Because of the expense of offshore oil and gas drilling, most wells have sufficient internal formation pressure to flow naturally. However, the internal formation pressure declines as the well fluid is produced over time. Consequently, there are subsea wells that have been shut in because the internal pressure was not adequate. Also there are subsea wells that continue to produce but at a rate below their actual potential. The reduction in production is due not only to a decline in reservoir pressure, but also because of an impairment of the reservoir and/or an increase in fluid gradient. One or a combination of these factors can render the well unable to produce fluid to the processing facility. This is particularly a problem in very deep water where even if the pressure at the wellhead is positive, it may be inadequate to flow the reservoir fluid to a floating production vessel at the surface.

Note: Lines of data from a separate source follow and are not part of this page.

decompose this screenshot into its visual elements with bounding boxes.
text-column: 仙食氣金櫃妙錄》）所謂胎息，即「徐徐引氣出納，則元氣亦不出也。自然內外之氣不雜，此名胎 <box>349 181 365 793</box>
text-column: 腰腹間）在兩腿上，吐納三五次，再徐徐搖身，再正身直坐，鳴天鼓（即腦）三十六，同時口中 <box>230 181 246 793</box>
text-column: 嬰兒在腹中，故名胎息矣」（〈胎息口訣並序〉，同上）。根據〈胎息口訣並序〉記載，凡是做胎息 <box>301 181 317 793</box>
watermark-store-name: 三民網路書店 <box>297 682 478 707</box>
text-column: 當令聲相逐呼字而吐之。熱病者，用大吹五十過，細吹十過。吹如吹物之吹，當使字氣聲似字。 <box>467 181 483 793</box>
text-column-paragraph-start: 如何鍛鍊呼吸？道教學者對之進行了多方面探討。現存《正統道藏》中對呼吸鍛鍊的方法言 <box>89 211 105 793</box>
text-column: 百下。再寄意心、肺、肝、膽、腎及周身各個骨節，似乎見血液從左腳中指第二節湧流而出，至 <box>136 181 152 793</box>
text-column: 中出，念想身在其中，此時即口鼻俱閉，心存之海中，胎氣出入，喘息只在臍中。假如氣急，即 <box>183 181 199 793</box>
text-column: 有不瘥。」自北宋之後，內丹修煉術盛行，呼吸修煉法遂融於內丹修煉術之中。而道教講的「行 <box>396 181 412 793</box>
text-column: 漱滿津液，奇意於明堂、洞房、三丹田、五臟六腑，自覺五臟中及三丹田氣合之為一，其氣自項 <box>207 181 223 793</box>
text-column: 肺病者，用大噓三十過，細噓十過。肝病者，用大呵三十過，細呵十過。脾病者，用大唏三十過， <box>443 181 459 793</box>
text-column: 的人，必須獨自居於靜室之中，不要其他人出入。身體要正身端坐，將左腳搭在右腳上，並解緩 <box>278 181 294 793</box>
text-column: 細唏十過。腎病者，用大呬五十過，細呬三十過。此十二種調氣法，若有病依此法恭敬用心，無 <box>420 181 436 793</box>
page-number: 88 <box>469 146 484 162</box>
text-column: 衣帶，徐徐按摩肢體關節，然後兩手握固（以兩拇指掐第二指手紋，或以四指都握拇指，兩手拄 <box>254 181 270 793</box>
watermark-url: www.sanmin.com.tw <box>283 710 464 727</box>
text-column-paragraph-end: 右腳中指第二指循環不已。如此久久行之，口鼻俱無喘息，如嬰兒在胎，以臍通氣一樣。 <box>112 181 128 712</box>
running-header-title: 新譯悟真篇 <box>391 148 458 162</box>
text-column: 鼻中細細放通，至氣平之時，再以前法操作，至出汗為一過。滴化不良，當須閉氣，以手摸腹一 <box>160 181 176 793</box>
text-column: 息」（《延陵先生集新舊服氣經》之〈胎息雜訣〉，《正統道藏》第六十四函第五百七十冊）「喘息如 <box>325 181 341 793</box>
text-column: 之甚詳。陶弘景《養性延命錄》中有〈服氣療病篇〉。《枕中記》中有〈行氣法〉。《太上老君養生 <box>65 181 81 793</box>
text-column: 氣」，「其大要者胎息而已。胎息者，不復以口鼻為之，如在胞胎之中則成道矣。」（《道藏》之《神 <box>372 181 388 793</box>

Proposals have been made to install pumps adjacent to or on the production tree. Also, it has been proposed to install electrical submersible pumps (ESP) in nearby specially drilled caissons, which are shallow bores drilled into the sea floor. It has also been proposed to install an ESP in a production riser section extending from the subsea well to the production vessel. Another proposal involves installing an ESP within the production tubing after the reservoir pressure declines.
For safety, if a well is live or has positive pressure at the wellhead, the well is killed before lowering the ESP into the well. Killing the well typically involves pumping a heavy fluid into the well to prevent an accidental blowout while the ESP is being lowered into the well. However, killing a well can cause damage to the formation from the kill fluid. After killing the well, it is possible that the well may not again return to its former pressure level. Because of the risk, killing a live subsea well to install an ESP is not normally done. There have also been proposals to install ESPs in live land wells using various techniques, but these proposals are not easily applicable to subsea wells with subsea production trees.
General safety rules require that a well have at least two pressure barriers at all times, even when undergoing a workover. During its natural reservoir drive, the well fluid is normally produced through tubing that is suspended in the wellhead assembly at the sea floor surface by a tubing hanger. The tubing hanger seals within the wellhead assembly or production tree to provide one pressure barrier. Normally, there will be at least one other structure, such as a tree cap, to provide an additional safety barrier during production.
For offshore wells, downhole safety valves are installed a relatively short distance below the sea bed within the production tubing. A downhole safety valve is a type of valve that is biased closed and held open with hydraulic fluid pressure. If the hydraulic fluid pressure fails, the valve will close. Consequently, in the event that the wellhead assembly is damaged, or if the hydraulic fluid pressure is lost, the valve will close.
While a closed downhole safety valve could serve as a second pressure barrier during the installation of an ESP, the valve would have to be open when the ESP passes through it. Normally, ESPs are located deep within the well, far below the downhole safety valve and just above the perforations leading to the reservoir so as to achieve the most efficient production boost.